Energy-efficient heating for homes
Renewable energy systems (RESs) could be the key to meeting Europe's energy and emission reduction targets. With energy prices increasing, researchers have been working fervently to render RESs more efficient. The EU-funded project SMARTHEAT rose to the challenge.

Generally, installing RESs at home involves a payback period of 20 years or more; this discourages homeowners from adopting the technology. The project sought to overcome this barrier by integrating multiple systems using a common intelligent control system. To save on space and installation costs, it also envisioned using more efficient storage-heating technology based on modular phase-change material (PCM) stores.

The SMARTHEAT team elaborated a mathematical simulation model and a new store model, as well as a hot water system that enables 'plug-and-flow' connection of RESs. They developed a modular prototype PCM composite thermal store solution suitable for short-to-medium–term storage of thermal energy with a control system that optimally combines heat sources and energy storage.

Efforts also involved improving temperature sensors, as well as outlining guidelines for physical interfacing of different components and installing hydraulic control. Overall, the project team developed standardised procedures for installation, integration and operation of the SMARTHEAT platform.

Expected benefits of the project include a significant cost reduction in installing and integrating RESs within European homes, as well as a cut in energy bills. The new platform will also help bring down energy consumption for heating hot water at home, helping lower green house gas emissions. Comprehensive information about this ambitious initiative can be found at (SMARTHEAT).
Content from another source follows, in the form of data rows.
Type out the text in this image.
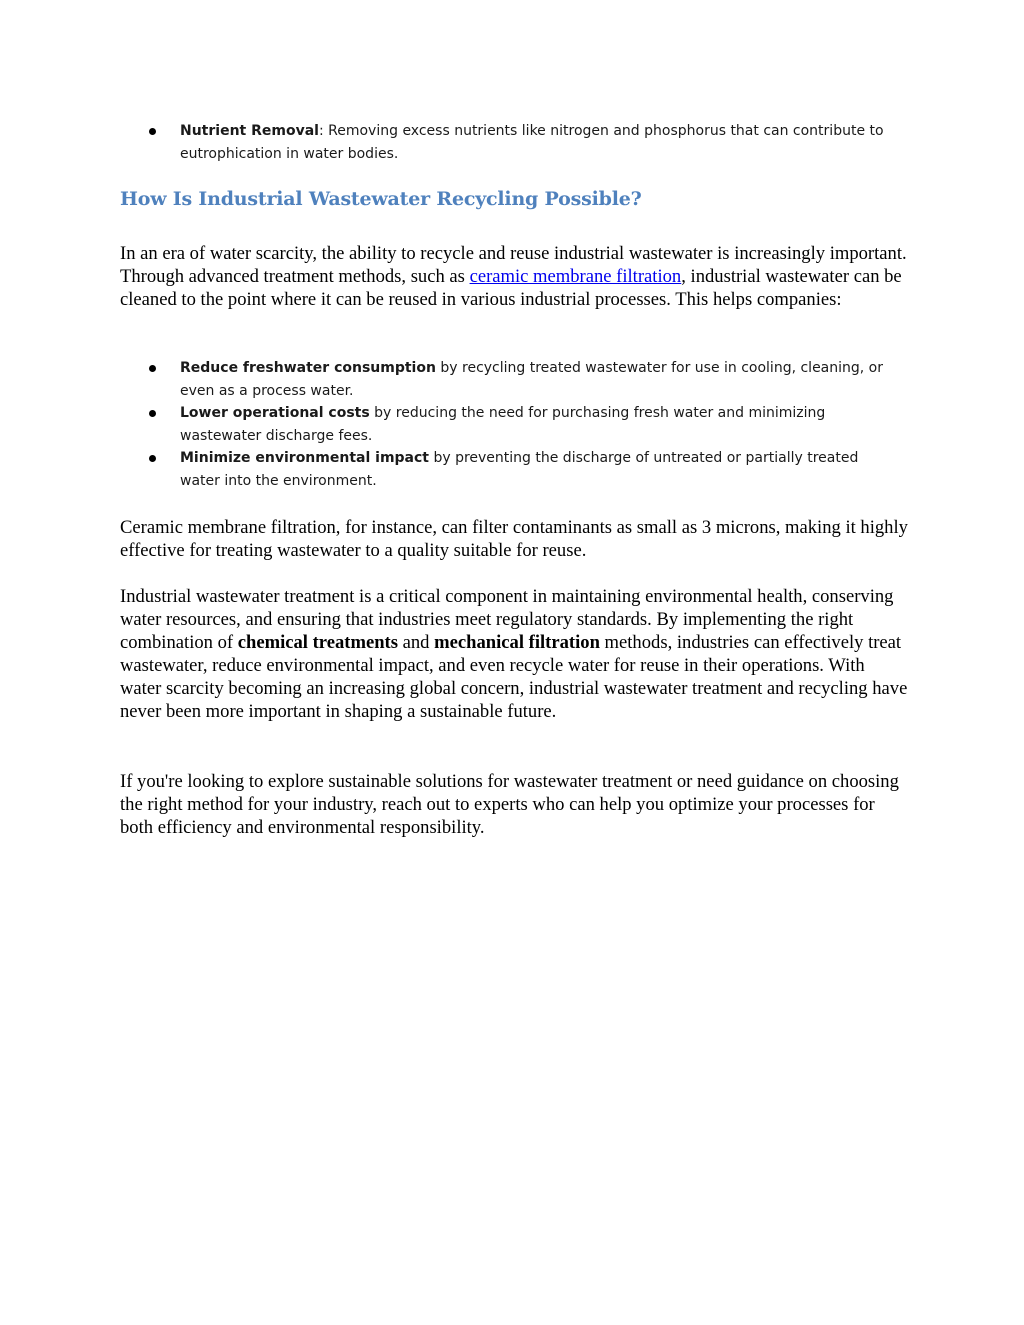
Nutrient Removal: Removing excess nutrients like nitrogen and phosphorus that can contribute to eutrophication in water bodies.
How Is Industrial Wastewater Recycling Possible?

In an era of water scarcity, the ability to recycle and reuse industrial wastewater is increasingly important. Through advanced treatment methods, such as ceramic membrane filtration, industrial wastewater can be cleaned to the point where it can be reused in various industrial processes. This helps companies:

Reduce freshwater consumption by recycling treated wastewater for use in cooling, cleaning, or even as a process water.
Lower operational costs by reducing the need for purchasing fresh water and minimizing wastewater discharge fees.
Minimize environmental impact by preventing the discharge of untreated or partially treated water into the environment.

Ceramic membrane filtration, for instance, can filter contaminants as small as 3 microns, making it highly effective for treating wastewater to a quality suitable for reuse.

Industrial wastewater treatment is a critical component in maintaining environmental health, conserving water resources, and ensuring that industries meet regulatory standards. By implementing the right combination of chemical treatments and mechanical filtration methods, industries can effectively treat wastewater, reduce environmental impact, and even recycle water for reuse in their operations. With water scarcity becoming an increasing global concern, industrial wastewater treatment and recycling have never been more important in shaping a sustainable future.

If you're looking to explore sustainable solutions for wastewater treatment or need guidance on choosing the right method for your industry, reach out to experts who can help you optimize your processes for both efficiency and environmental responsibility.
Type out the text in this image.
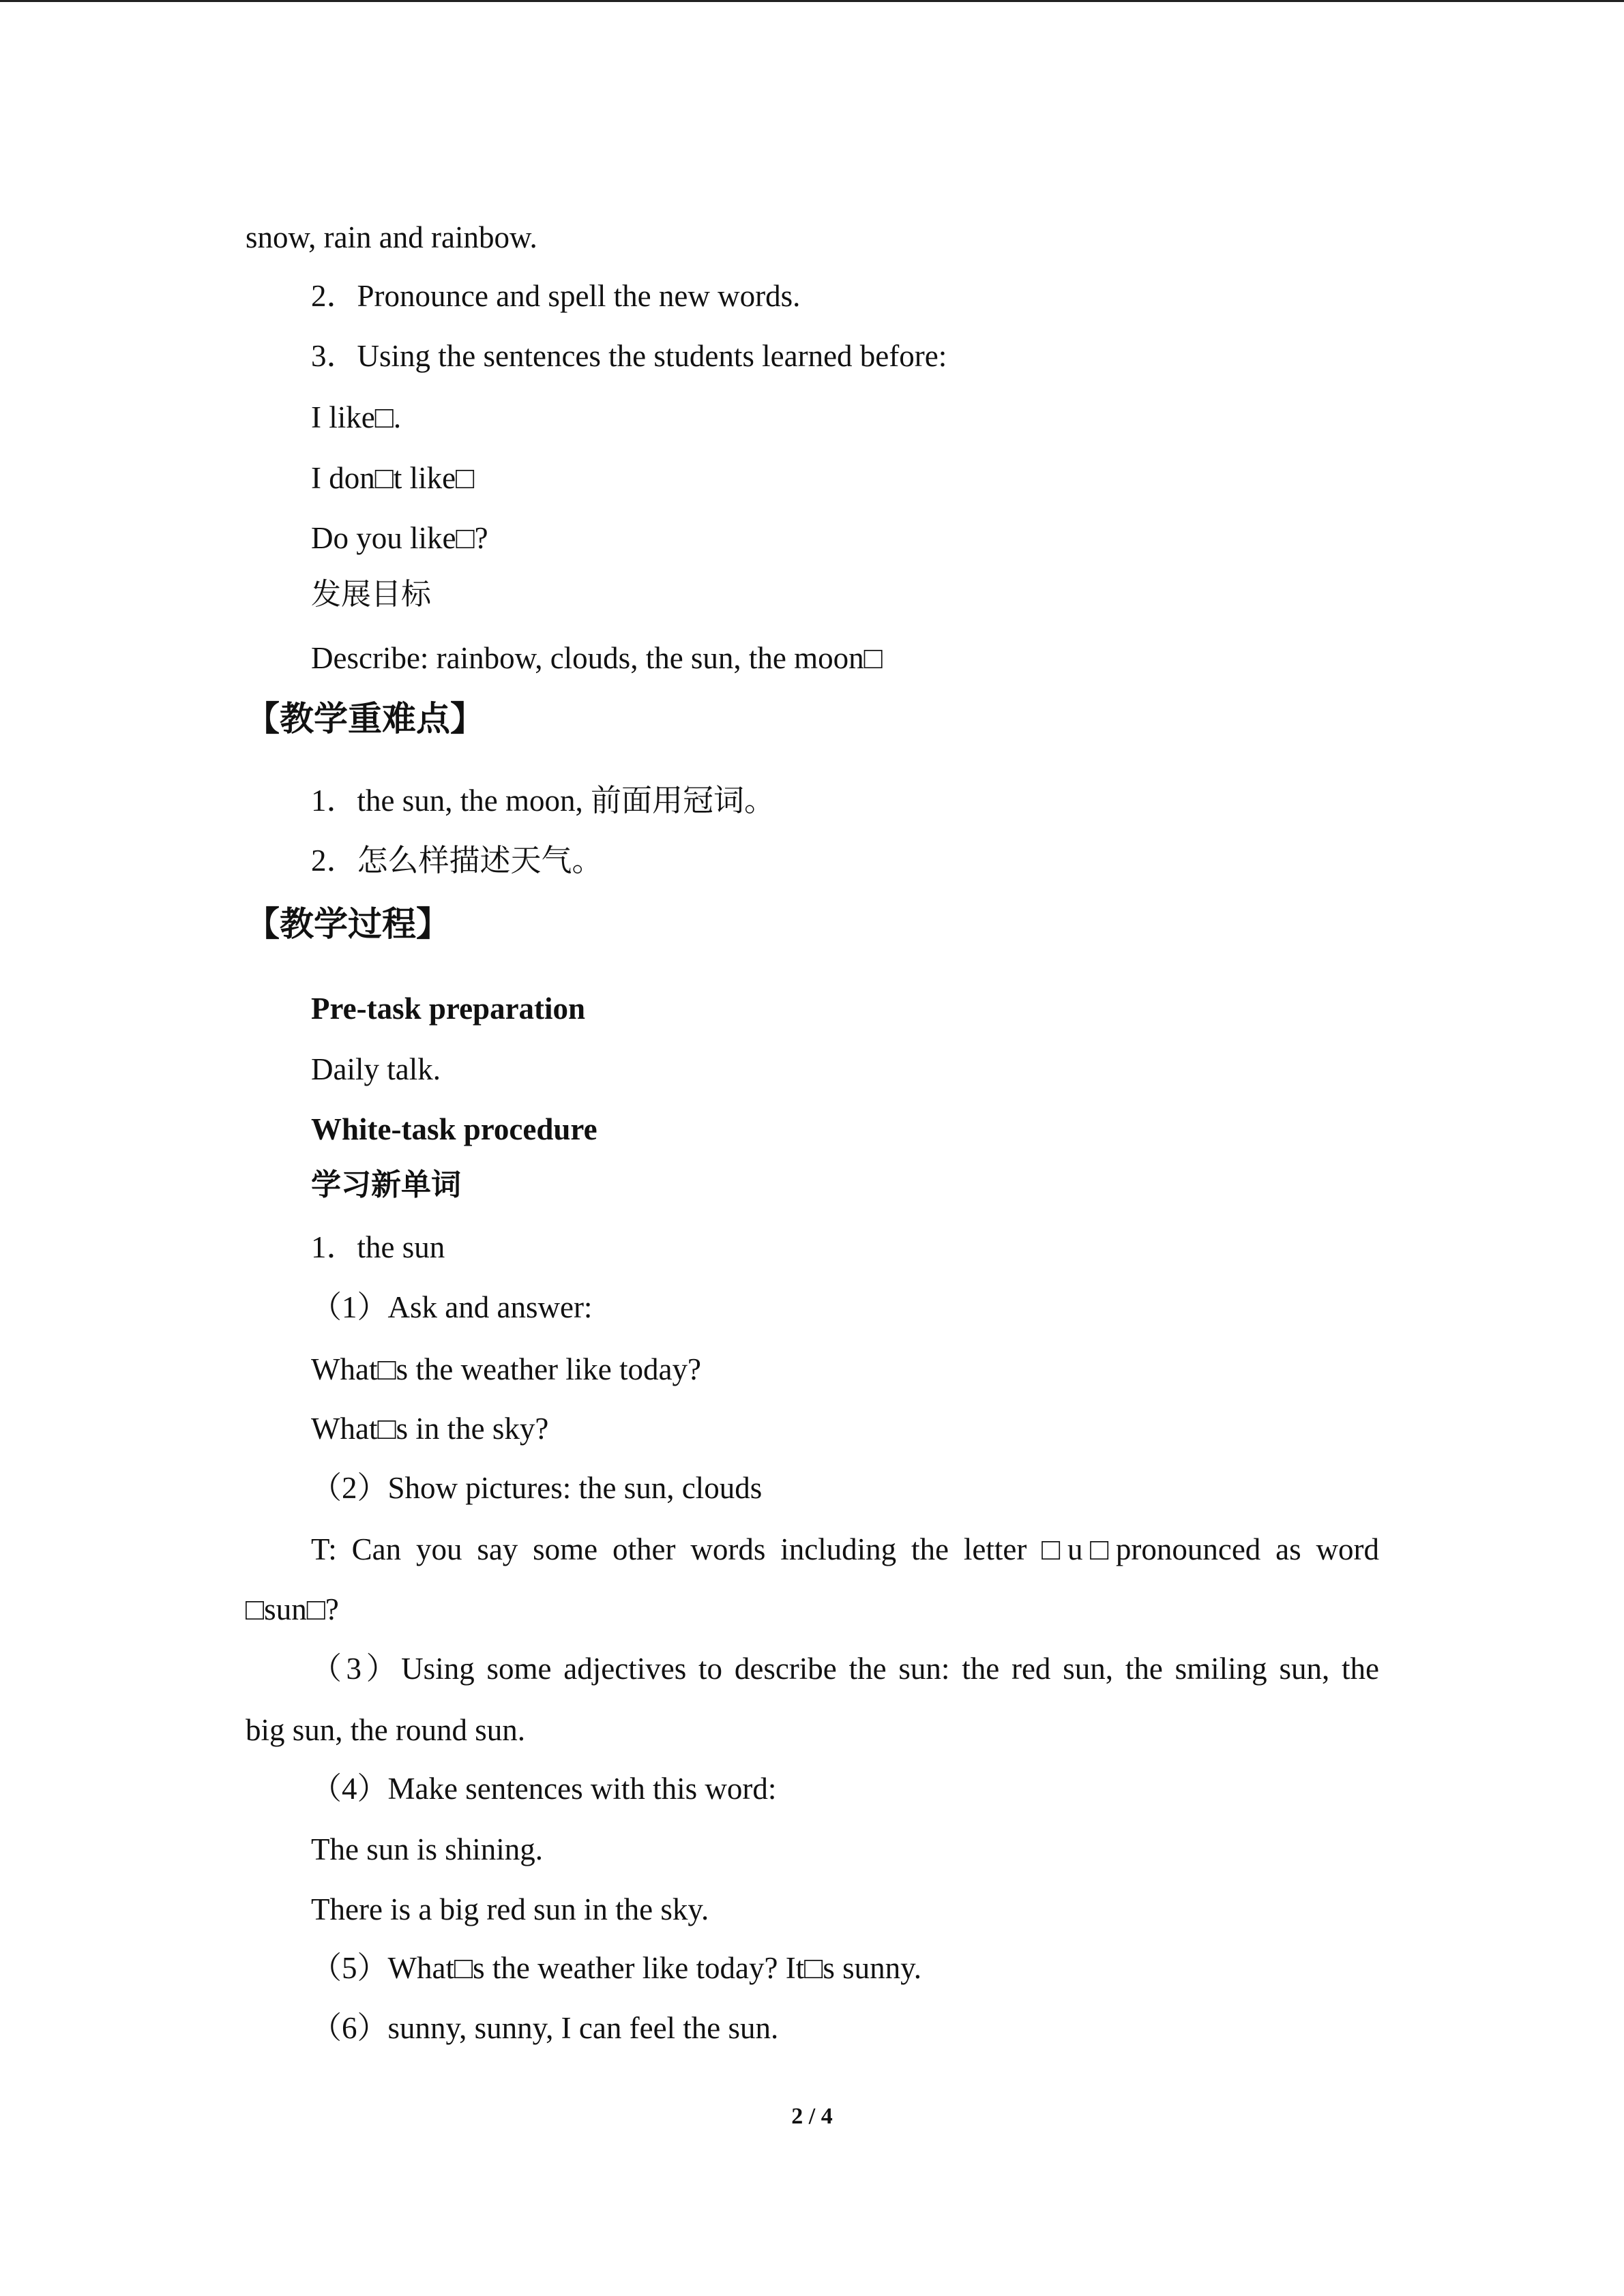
snow, rain and rainbow.
2．Pronounce and spell the new words.
3．Using the sentences the students learned before:
I like□.
I don□t like□
Do you like□?
发展目标
Describe: rainbow, clouds, the sun, the moon□
【教学重难点】
1．the sun, the moon, 前面用冠词。
2．怎么样描述天气。
【教学过程】
Pre-task preparation
Daily talk.
White-task procedure
学习新单词
1．the sun
（1）Ask and answer:
What□s the weather like today?
What□s in the sky?
（2）Show pictures: the sun, clouds
T: Can you say some other words including the letter □u□pronounced as word
□sun□?
（3）Using some adjectives to describe the sun: the red sun, the smiling sun, the
big sun, the round sun.
（4）Make sentences with this word:
The sun is shining.
There is a big red sun in the sky.
（5）What□s the weather like today? It□s sunny.
（6）sunny, sunny, I can feel the sun.
2 / 4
If the technology is effectively exploited, it will increase the chances of adoption, lessen reliance on government subsidies for green technologies and help create a greener environment at home. Such a modular platform, compatible with Europe's existing domestic heating and hot water infrastructure, will also be suitable for new buildings. If old and new homes embrace this solution, it could finally make European households much more energy efficient.